Hıyar herif diye homurdandı Hatice.

“Efendim?”

“Hı?” Hatice gözlerini kırpıştırarak kocasına baktı.

“Bir şey mi dedin?” Ömer Ali’nin bir kaşı yavaşça yukarıya kalkmıştı.

“Yoo hiç bir şey demedim. Ne diyebilirim ki zaten. Hep susuyorsun.”

Genç adam nedense gülmek istedi ama sessiz kaldı. Sanırım bu küçük kız atarlanıyordu. Tuhaf olansa onun neye atarlandığını anlamamasıydı. Yanlış bir şey yapmamıştı. Oradı kesin. O zaman niye bu kızın canı sıkkındı?

“Eyvah!” dedi aniden Hatice. Genç adam daha ne oldu diye soramadan genç kız “Bay Koca Burun geliyor,” diye açıklamada bulundu.

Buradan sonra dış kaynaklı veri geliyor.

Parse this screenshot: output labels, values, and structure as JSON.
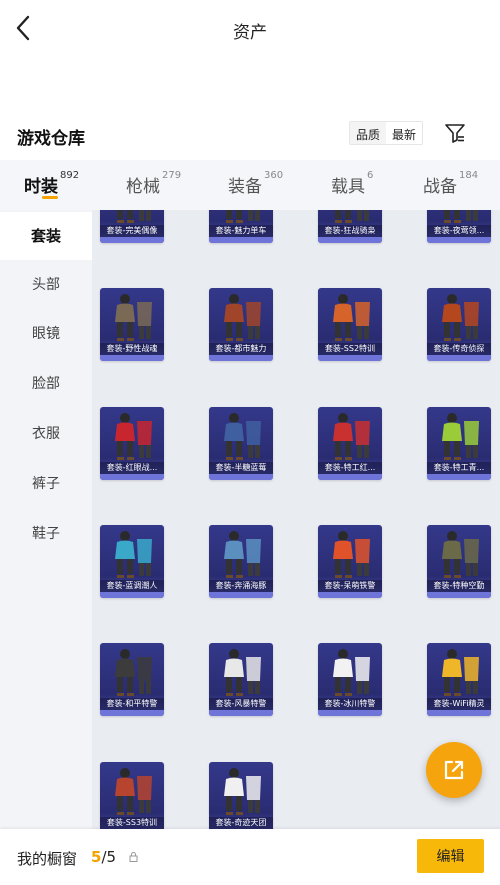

“Bay ne?” Ömer Ali şaşırarak sormuştu bunu. Bu kız neden bahsediyordu hiç anlamıyordu. Tekrar ağzını açmıştı ki arkadan Mehmet Bey “Günaydın gençler!” diye yanlarında bitivermişti.

Ömer Ali nedense gülmek istedi. Demek karısı Mehmet Bey’e ‘Bay Koca Burun’ lakabını takmıştı. İşin komik yanıysa Mehmet Bey’in burnu gayet normaldi. Hiçde büyük değildi. Bunu şu an fark etmişti genç adam. Şu hallerine bak. Karısı yüzünden adamın burnunu inceler olmuştu!

“Sizede günaydın Mehmet Bey,” Ömer Ali yaşlı adama baş selamı vermişti. O sırada gözleri yavaşça eşine kaymıştı. Hayret dedi içinden. Adamdan hoşlanmasa bile bunu çok iyi bir ustalıkla saklıyordu. Yüzüne takındığı zarif gülümsemesiyle günaydın demişti.